In our previous study, we demonstrated that the optomotor response of Txnip-treated RP mice improved (Xue et al., 2021, eLife). Also, as described in our previous Txnip study, as well as an independent study (Xue et al., 2021, eLife; Xue et al., 2023, PNAS), ERG assays of Txnip-treated RP cones were no different than the controls. Other therapies that prolong RP cone survival and the optomotor response in our lab also failed to save the ERG, suggesting that there are other pathways that need to be addressed, e.g. the visual cycle. A combination therapy addressing multiple problems is one of our goals.
- The paper could benefit from a deeper exploration of why certain treatments (like Best1-146 Txnip.C247S) do not lead to cone rescue and the potential for these approaches to exacerbate disease phenotypes through glucose shortages.
This system is more complicated than we currently understand, and more work needs to be done.
- Minor inconsistencies, such as the missing space in text references and the need for clarification on data representation (retinas vs. mice), should be addressed for clarity and accuracy.
The missing spaces are added.
We described the strategy of injecting the same mouse in each eye, one eye with control and one with the experimental vector. However, the following sentence has been added to the Materials and Methods to better assist the reader:
“In almost all experiments, other than as noted, one eye of the mouse was treated with control (AAV8-RedO-H2BGFP, 2.5 × 108 vg/eye), and the other eye was treated with the experimental vector plus AAV8-RedO-H2BGFP, 2.5 × 108 vg/eye.”
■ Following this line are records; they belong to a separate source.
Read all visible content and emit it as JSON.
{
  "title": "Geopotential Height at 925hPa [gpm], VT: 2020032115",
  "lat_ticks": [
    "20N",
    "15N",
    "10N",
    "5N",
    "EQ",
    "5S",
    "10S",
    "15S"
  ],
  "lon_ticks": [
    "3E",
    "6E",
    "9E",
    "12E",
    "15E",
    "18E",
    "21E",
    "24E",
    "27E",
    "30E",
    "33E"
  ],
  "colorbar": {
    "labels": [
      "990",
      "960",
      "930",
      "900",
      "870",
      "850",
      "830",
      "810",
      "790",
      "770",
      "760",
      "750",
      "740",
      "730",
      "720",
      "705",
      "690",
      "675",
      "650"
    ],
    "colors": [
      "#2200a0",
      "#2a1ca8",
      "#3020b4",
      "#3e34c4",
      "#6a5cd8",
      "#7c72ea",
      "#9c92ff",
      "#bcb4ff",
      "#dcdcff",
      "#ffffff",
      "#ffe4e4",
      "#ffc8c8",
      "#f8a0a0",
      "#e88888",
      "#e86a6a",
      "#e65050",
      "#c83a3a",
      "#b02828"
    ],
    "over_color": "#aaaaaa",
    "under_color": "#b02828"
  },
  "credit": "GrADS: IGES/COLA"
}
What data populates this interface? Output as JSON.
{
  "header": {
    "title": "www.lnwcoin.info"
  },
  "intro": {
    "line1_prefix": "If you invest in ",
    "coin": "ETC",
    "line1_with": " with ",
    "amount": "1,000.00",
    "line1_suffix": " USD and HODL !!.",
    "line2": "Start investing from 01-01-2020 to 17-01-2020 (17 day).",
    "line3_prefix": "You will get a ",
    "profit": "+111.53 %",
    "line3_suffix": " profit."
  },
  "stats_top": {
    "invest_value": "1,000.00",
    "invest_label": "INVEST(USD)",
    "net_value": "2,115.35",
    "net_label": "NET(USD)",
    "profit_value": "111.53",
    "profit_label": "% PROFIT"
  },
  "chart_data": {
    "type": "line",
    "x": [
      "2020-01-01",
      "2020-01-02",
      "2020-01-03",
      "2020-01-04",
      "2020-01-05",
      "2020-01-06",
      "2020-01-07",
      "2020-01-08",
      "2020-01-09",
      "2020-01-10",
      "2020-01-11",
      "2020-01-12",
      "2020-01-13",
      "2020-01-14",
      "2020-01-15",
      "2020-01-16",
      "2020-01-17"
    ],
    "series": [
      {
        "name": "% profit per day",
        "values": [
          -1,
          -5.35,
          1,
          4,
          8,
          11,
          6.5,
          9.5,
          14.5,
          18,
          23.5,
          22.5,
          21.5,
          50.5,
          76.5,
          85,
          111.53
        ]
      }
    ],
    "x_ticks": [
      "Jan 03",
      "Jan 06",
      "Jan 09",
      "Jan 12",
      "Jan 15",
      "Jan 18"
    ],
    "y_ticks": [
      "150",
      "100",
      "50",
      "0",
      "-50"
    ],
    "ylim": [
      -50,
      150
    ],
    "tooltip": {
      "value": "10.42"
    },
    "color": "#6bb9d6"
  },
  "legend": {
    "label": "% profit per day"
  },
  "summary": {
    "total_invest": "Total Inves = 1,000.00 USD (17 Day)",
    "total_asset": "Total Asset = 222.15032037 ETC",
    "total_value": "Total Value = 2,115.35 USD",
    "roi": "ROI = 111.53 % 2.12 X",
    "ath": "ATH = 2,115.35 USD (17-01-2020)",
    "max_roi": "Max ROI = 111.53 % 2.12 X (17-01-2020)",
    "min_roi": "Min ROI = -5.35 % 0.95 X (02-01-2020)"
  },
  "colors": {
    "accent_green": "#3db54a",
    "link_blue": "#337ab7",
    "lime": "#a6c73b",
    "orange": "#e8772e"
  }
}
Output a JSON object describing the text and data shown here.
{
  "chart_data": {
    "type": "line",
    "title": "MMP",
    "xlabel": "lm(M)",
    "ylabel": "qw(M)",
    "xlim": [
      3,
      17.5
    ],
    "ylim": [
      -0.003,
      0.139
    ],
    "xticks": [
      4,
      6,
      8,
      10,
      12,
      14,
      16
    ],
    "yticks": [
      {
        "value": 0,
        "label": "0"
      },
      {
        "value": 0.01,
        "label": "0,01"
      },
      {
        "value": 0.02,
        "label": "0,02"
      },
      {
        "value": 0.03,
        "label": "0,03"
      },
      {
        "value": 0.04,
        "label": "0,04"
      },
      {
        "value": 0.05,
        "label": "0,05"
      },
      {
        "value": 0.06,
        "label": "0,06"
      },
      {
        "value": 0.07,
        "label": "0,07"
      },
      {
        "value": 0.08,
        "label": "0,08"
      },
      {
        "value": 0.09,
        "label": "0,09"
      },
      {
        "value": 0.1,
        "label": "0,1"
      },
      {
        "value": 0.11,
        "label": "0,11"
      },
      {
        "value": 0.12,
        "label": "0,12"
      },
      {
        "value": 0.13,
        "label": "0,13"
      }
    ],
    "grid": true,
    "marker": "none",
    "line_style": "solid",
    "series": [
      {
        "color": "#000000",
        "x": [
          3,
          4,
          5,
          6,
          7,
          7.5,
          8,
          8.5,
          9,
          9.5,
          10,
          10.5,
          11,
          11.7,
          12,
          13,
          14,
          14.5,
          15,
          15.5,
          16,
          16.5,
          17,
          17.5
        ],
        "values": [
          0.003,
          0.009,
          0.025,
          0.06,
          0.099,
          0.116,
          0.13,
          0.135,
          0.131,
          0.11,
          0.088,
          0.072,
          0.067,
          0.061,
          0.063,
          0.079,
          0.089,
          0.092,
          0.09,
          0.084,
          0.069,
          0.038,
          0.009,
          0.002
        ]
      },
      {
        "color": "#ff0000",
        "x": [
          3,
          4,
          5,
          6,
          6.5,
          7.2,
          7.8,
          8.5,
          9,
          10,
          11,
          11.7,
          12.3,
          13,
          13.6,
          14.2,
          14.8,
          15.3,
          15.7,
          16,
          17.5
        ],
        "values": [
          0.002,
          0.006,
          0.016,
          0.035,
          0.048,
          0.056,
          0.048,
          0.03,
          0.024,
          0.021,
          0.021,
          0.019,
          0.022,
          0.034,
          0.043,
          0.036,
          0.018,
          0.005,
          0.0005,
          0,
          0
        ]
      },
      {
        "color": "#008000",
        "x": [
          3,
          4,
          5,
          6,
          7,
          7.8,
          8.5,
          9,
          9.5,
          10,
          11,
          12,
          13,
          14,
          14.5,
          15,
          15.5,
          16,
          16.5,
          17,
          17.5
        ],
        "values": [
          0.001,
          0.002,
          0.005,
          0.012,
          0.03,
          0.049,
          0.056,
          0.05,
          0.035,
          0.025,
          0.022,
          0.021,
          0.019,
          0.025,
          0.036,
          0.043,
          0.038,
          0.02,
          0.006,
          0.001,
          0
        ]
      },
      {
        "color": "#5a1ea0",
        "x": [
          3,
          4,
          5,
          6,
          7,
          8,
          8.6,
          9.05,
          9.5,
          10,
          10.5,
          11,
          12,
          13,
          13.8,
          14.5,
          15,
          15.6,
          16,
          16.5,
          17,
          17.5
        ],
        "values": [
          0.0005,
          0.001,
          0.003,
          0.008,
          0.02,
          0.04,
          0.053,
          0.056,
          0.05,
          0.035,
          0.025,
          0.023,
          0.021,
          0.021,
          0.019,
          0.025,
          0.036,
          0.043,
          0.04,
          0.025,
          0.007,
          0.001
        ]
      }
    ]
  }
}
- The observation of promoter leakage and potential vector tropism issues raise questions about the specificity and efficiency of the gene delivery system, necessitating further discussion and validation.
The following sentences have been added to the Results. We do not think this phenomenon affects the practice of the experiments or the interpretation of the results in this study.
“To enable automated cone counting and trace the infection, we co-injected an AAV (AAV8-RedO-H2BGFP-WPRE-bGHpA) encoding an allele of GFP fused to histone 2B (H2BGFP), which localized to the nucleus. As the red opsin promoter was used to express this gene, H2BGFP was seen in cone nuclei, but not in the RPE, if AAV8-RedO-H2BGFP-WPRE-bGHpA was injected alone. However, when an AAV that expressed in the RPE, i.e. AAV8-Best1-Sv40intron-(Gene)-WPRE-bGHpA, was co-injected with AAV8-RedO-H2BGFP-WPRE-bGHpA, H2BGFP was expressed in the RPE, along with expression in cones (Figure 2A). We speculate that this is due to concatenation or recombination of the two genomes, such that the H2BGFP comes under the control of the RPE promoter. This may be due to the high copy number of AAV in the RPE, as it did not happen in the reverse combination, i.e. AAV with an RPE promoter driving GFP and a cone promoter driving another gene, perhaps due to the observation that the AAV genome copy number is »10 fold lower in cones than in the RPE (Wang et al., 2020).”